FHA Streamline Refinance

FHA streamlineDo you currently have an FHA mortgage?  And has it not made sense to refinance because of the High Mortgage Insurance Premiums?  Well, FHA just announced that it is going to reduce the Mortgage Insurance fees for current FHA mortgage holders.  But before you get excited, there are some rules to follow.

You must have taken the mortgage out prior to May 31st 2009 and of course be current on all payments.  The Up Front Mortgage Insurance Premium will be greatly reduced and the monthly mortgage insurance is only 55 cents per thousand borrowed.  This is huge news…for the last several months; homeowners have not been able to refinance their current homes due to insurance being so high!

THE BENEFITS:

Refinance at today’s historical low rates

Refinance with NO closing costs

NO APPRAISAL REQUIRED (the term can be the lesser of 30 years or remaining term plus 12 years)

NO income verification required (we simply verify you are currently employed but not the income amount)

Restrictions include the following:  You cannot have missed a mortgage payment for at least the last 12 months.  You have to be currently employed (income is not a factor).  You must still reside in the home as your primary residence.  Other restrictions may apply. 

Last month, the Obama Administration announced a broad package of actions and legislative proposals to help responsible homeowners save thousands of dollars through refinancing. This includes the changes announced today that will benefit current FHA borrowers – particularly those whose loan value may exceed the current value of their home.  By lowering monthly mortgage costs for homeowners, FHA hopes to help more borrowers stay in their homes, thereby decreasing the potential for future defaults and reducing losses to the Mutual Mortgage Insurance (MMI) Fund.

Currently, 3.4 million households with loans endorsed on or before May 31, 2009, pay more than a five percent annual interest rate on their FHA-insured mortgages.  By refinancing through this streamlined process, it’s estimated that the average qualified FHA-insured borrower will save approximately $3,000 a year or $250 per month.
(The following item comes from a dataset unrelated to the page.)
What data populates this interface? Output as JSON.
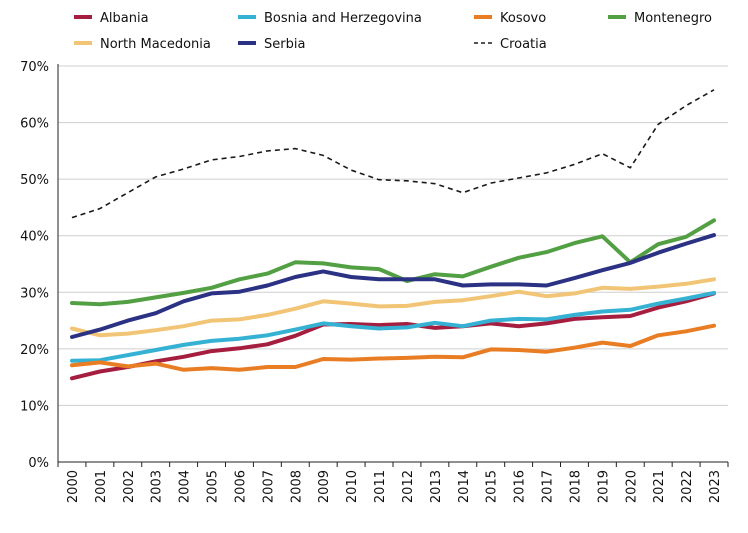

FHA’s new discounted prices assume no greater risk to its Mutual Mortgage Insurance (MMI) Fund and will allow many of these borrowers to refinance into a lower cost FHA-insured mortgage without requiring additional underwriting.  FHA-insured homeowners should contact their existing lender to determine their eligibility.

June 11th is just around the corner.  Contact me today to refinance into a lower interest rate.           

Bill Nickerson        Bill@billnickerson.com         978-399-1313

FHA to Increase Fees Once Again…

Effective April 1st…funny April Fool’s joke….NOT!  FHA announced this past Monday that the cost of government-insured mortgages will increase slightly for some new homebuyers.  The rise in up-front fees on mortgages was deemed necessary to build up dwindling capital.

FHA is increasing what is known as the Upfront Mortgage Insurance Premium “Upfront MIP” from 1.00% of the loan amount to 1.75% of the loan amount.  This fee is added directly to the total loan along with the monthly mortgage insurance premium.

So, on a $200,000 loan amount, based on today’s rate of 1.00%, you would pay $2,000 in MIP; with the new increase of 1.75% you would be paying $3,500 to the loan amount; an increase of $1500.  Then you add in a monthly mortgage insurance premium of 1.1% per thousand which costs $183 per month.

Although the FHA’s acting commissioner, Carole Galante, states this will raise the average homeowners payment by only $5 per month, FHA consumers are already paying about $183 more a month than those consumers that don’t pay any mortgage insurance.  Such programs as the Masshousing Loan that allows a 3% down payment with no mortgage insurance can save homeowners thousands of dollars over the course of the term of the mortgage.

The FHA fees which were just raised in the last year affected current FHA holders by preventing them from refinancing to lower rates.  The increased fees have become so high; it did not make sense for many homeowners to drop their rate a full percent.  This latest move will result in much higher costs to buyers.  A mortgage rate of 4.00% will be a net rate of 5.400% when you factor in the mortgage insurance. This is a difference in $170 per month higher payment for FHA clients compared to those who may obtain the Masshousing Loan with No Mortgage Insurance

Several economists when interviewed in regards to this latest increase agreed this would have a negative impact on the already struggling housing market.  First time home buyers represent a large percentage of the market and with these additional costs it will discourage many new buyers from entering the housing market in areas that need it most.

The FHA program was designed to be a very affordable alternative for those with a low down payment and credit that was considered less than perfect.  The FHA mortgage is still a very good option for those with credit scores under 680, but new alternatives are becoming available every day and consumers should look at all their options.

When shopping for a mortgage, make sure your lender offers Masshousing, FHA, USDA, Fannie Mae and Freddie Mac, this will allow to compare all the programs available to ensure you are getting the best possible option and the most cost effective mortgage.